There’s some triumphant scenes along the way however with these characters: the segue with Quicksilver (Evan Peters) playing ping pong by himself and breaking Magneto out of the Pentagon is sheer genius, indeed worth going to see the film alone. When Trask’s mutant-gene tracker goes off the first time, identifying Mystique’s presence at a secret meeting, the awkward sound and chatter is stunningly appropriate. There is also a simple yet devastating scene when Magneto has made up his mind to fire a gun and Xavier pushes him aside. As Mystique flees through a window, we see Magneto fall back but flattens his hand and the gun goes off anyway.
Such detail can only come from a director deeply invested in his source material and Singer is in top form, exploring feelings of alienation and difference through the characters. There are jittery, hand-held shots of Mystique and Beast (Nicholas Hoult) on the streets of Paris, bare for the public to scrutinize them. Though the attempt to tie in the mutants to actual global events is iffy early on, once President Nixon’s (Mark Camacho) paranoia hits the screen, it becomes believable. The ending sequence is brilliantly paced, juxtaposing the changing tides of events as they occur.
While the film continues to reveal new layers of the special relationship between Professor Xavier and Magneto, it also clarifies the main vexing issue between them: Mystique. For the first time in her life she’s beginning to understand her own uniqueness and, ultimately, feminist independence from the two men she loves the most. It’s messy for her to choose between these two “dads”, mainly because combined they’re not a home and separated, both lack what the other one has to develop her into a fully-formed individual.
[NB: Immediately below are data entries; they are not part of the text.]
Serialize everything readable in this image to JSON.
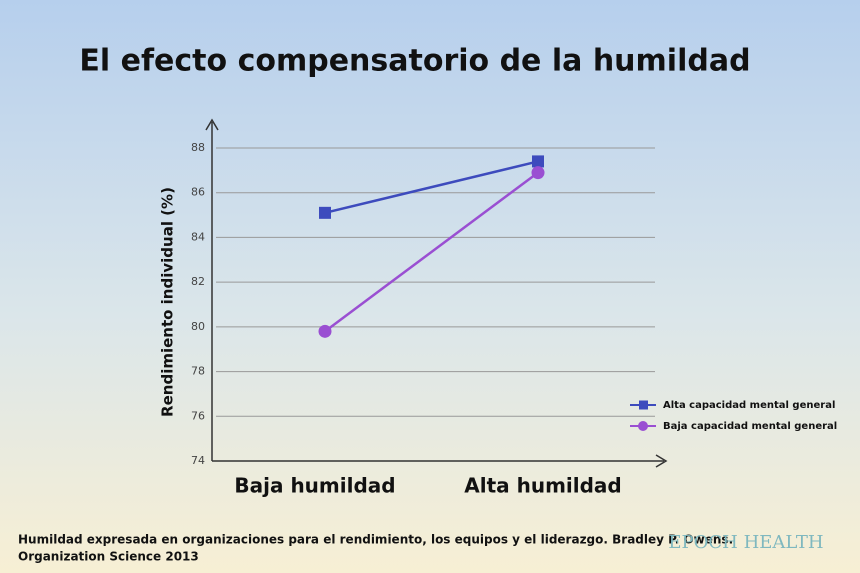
{
  "chart_data": {
    "type": "line",
    "title": "El efecto compensatorio de la humildad",
    "y_label": "Rendimiento individual (%)",
    "categories": [
      "Baja humildad",
      "Alta humildad"
    ],
    "series": [
      {
        "name": "Alta capacidad mental general",
        "color": "#3d4bbd",
        "marker": "square",
        "values": [
          85.1,
          87.4
        ]
      },
      {
        "name": "Baja capacidad mental general",
        "color": "#9a4fd2",
        "marker": "circle",
        "values": [
          79.8,
          86.9
        ]
      }
    ],
    "ylim": [
      74,
      88
    ],
    "yticks": [
      74,
      76,
      78,
      80,
      82,
      84,
      86,
      88
    ],
    "grid": true,
    "legend": "right",
    "footnote": [
      "Humildad expresada en organizaciones para el rendimiento, los equipos y el liderazgo. Bradley P. Owens.",
      "Organization Science 2013"
    ],
    "brand": "EPOCH HEALTH"
  }
}
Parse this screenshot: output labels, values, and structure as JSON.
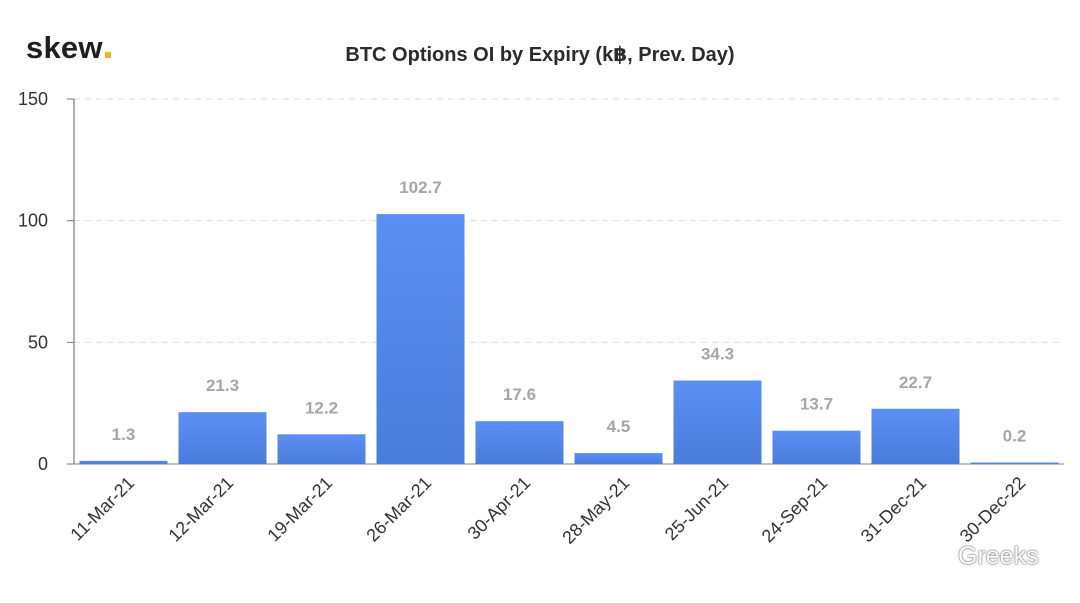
{
  "brand": {
    "logo_text": "skew",
    "accent_color": "#f0b21a"
  },
  "watermark": {
    "text": "Greeks",
    "icon": "wechat-icon"
  },
  "chart_data": {
    "type": "bar",
    "title": "BTC Options OI by Expiry (k฿, Prev. Day)",
    "xlabel": "",
    "ylabel": "",
    "categories": [
      "11-Mar-21",
      "12-Mar-21",
      "19-Mar-21",
      "26-Mar-21",
      "30-Apr-21",
      "28-May-21",
      "25-Jun-21",
      "24-Sep-21",
      "31-Dec-21",
      "30-Dec-22"
    ],
    "values": [
      1.3,
      21.3,
      12.2,
      102.7,
      17.6,
      4.5,
      34.3,
      13.7,
      22.7,
      0.2
    ],
    "data_labels": [
      "1.3",
      "21.3",
      "12.2",
      "102.7",
      "17.6",
      "4.5",
      "34.3",
      "13.7",
      "22.7",
      "0.2"
    ],
    "ylim": [
      0,
      150
    ],
    "yticks": [
      0,
      50,
      100,
      150
    ],
    "grid": true,
    "bar_color_top": "#5b8ff2",
    "bar_color_bottom": "#4a7cdb",
    "label_color": "#a6a6a6"
  }
}
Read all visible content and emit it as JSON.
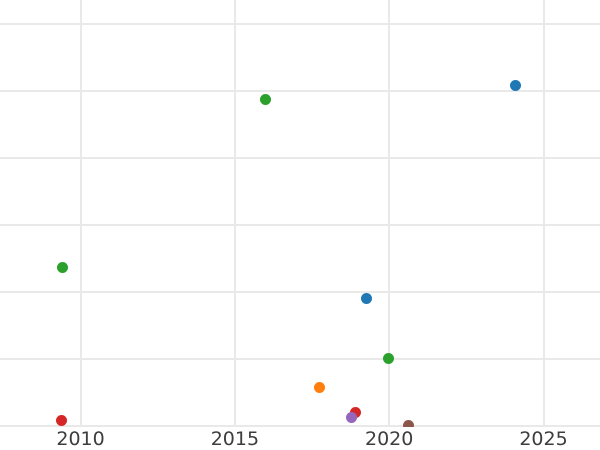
{
  "style": {
    "background": "#ffffff",
    "gridline_color": "#e9e9e9",
    "tick_label_color": "#3d3d3d"
  },
  "chart_data": {
    "type": "scatter",
    "title": "",
    "xlabel": "",
    "ylabel": "",
    "grid": true,
    "legend_position": "none",
    "x_ticks": [
      2010,
      2015,
      2020,
      2025
    ],
    "x_tick_labels": [
      "2010",
      "2015",
      "2020",
      "2025"
    ],
    "y_gridlines": [
      0,
      1,
      2,
      3,
      4,
      5,
      6
    ],
    "y_tick_labels_visible": false,
    "viewport": {
      "x_min": 2007.39,
      "x_max": 2026.83,
      "y_min": -0.015,
      "y_max": 6.358
    },
    "marker_diameter_px": 11,
    "series": [
      {
        "name": "blue",
        "color": "#1f77b4",
        "points": [
          {
            "x": 2019.25,
            "y": 1.9
          },
          {
            "x": 2024.08,
            "y": 5.08
          }
        ]
      },
      {
        "name": "orange",
        "color": "#ff7f0e",
        "points": [
          {
            "x": 2017.73,
            "y": 0.57
          }
        ]
      },
      {
        "name": "green",
        "color": "#2ca02c",
        "points": [
          {
            "x": 2009.43,
            "y": 2.37
          },
          {
            "x": 2015.99,
            "y": 4.88
          },
          {
            "x": 2019.98,
            "y": 1.0
          }
        ]
      },
      {
        "name": "red",
        "color": "#d62728",
        "points": [
          {
            "x": 2009.37,
            "y": 0.08
          },
          {
            "x": 2018.91,
            "y": 0.2
          }
        ]
      },
      {
        "name": "purple",
        "color": "#9467bd",
        "points": [
          {
            "x": 2018.78,
            "y": 0.13
          }
        ]
      },
      {
        "name": "brown",
        "color": "#8c564b",
        "points": [
          {
            "x": 2020.64,
            "y": 0.0
          }
        ]
      }
    ]
  }
}
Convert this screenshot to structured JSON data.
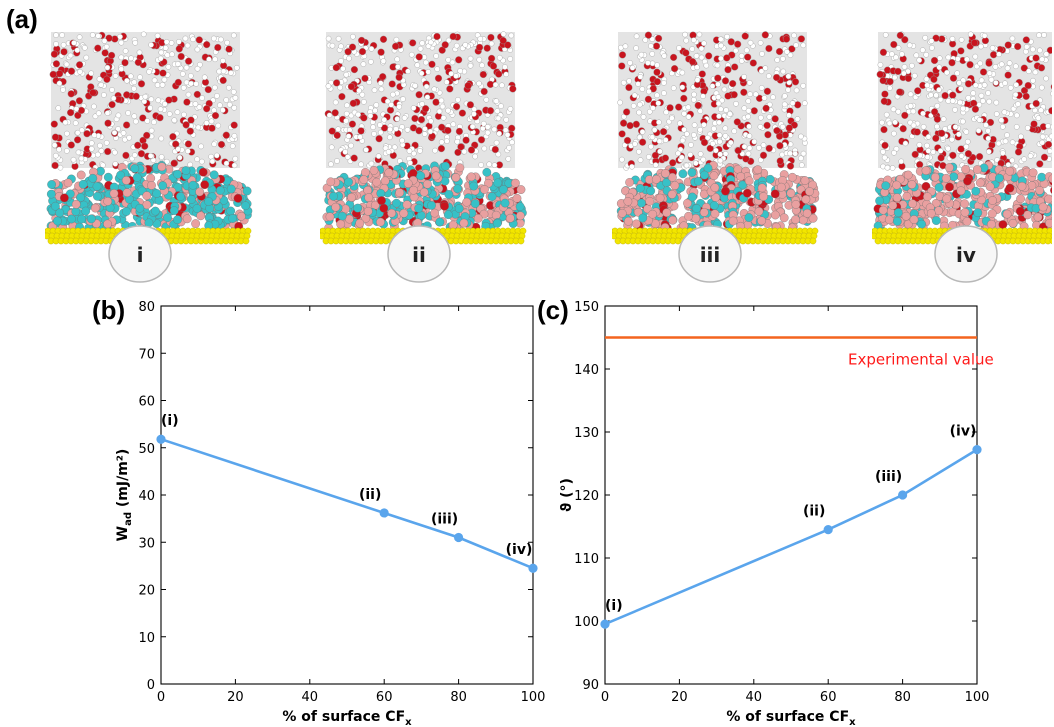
{
  "panels": {
    "a": "(a)",
    "b": "(b)",
    "c": "(c)"
  },
  "snapshots": [
    {
      "label": "i",
      "cf_percent": 0
    },
    {
      "label": "ii",
      "cf_percent": 60
    },
    {
      "label": "iii",
      "cf_percent": 80
    },
    {
      "label": "iv",
      "cf_percent": 100
    }
  ],
  "colors": {
    "series": "#5aa5ec",
    "reference_line": "#f4641e",
    "reference_text": "#ff1a1a",
    "water_white": "#e4e4e4",
    "water_red": "#c8141e",
    "film_cyan": "#37c1c7",
    "film_pink": "#e9a0a0",
    "gold": "#f2e600"
  },
  "chart_data": [
    {
      "id": "b",
      "type": "line",
      "xlabel": "% of surface CF",
      "xlabel_sub": "x",
      "ylabel": "W",
      "ylabel_sub": "ad",
      "ylabel_unit": " (mJ/m²)",
      "xlim": [
        0,
        100
      ],
      "ylim": [
        0,
        80
      ],
      "xticks": [
        0,
        20,
        40,
        60,
        80,
        100
      ],
      "yticks": [
        0,
        10,
        20,
        30,
        40,
        50,
        60,
        70,
        80
      ],
      "series": [
        {
          "x": [
            0,
            60,
            80,
            100
          ],
          "y": [
            51.8,
            36.2,
            31.0,
            24.5
          ],
          "point_labels": [
            "(i)",
            "(ii)",
            "(iii)",
            "(iv)"
          ]
        }
      ]
    },
    {
      "id": "c",
      "type": "line",
      "xlabel": "% of surface CF",
      "xlabel_sub": "x",
      "ylabel": "ϑ (°)",
      "xlim": [
        0,
        100
      ],
      "ylim": [
        90,
        150
      ],
      "xticks": [
        0,
        20,
        40,
        60,
        80,
        100
      ],
      "yticks": [
        90,
        100,
        110,
        120,
        130,
        140,
        150
      ],
      "series": [
        {
          "x": [
            0,
            60,
            80,
            100
          ],
          "y": [
            99.5,
            114.5,
            120.0,
            127.2
          ],
          "point_labels": [
            "(i)",
            "(ii)",
            "(iii)",
            "(iv)"
          ]
        }
      ],
      "reference_line": {
        "y": 145,
        "label": "Experimental value"
      }
    }
  ]
}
It is this inherent flaw—and not their ideological differences—that makes it difficult when all three are in a defined space. The camera finds Mystique often looking from one to the other, heavy in indecision about whose theories suit her best.
It’s a state of flux that Days Of Future Past isn’t able to resolve totally even after it dawns on Mystique that Magneto is only out to kill her as the simplest way to alter the future and nothing else. It’s that perfunctory for him yet, like the raison d’être of the film, its succinctly to the point. With Magneto at least Mystique knows what lies ahead: Xavier on the other hand is like a kid who’s had his prized toy taken away from him. And every now and then he wants it back.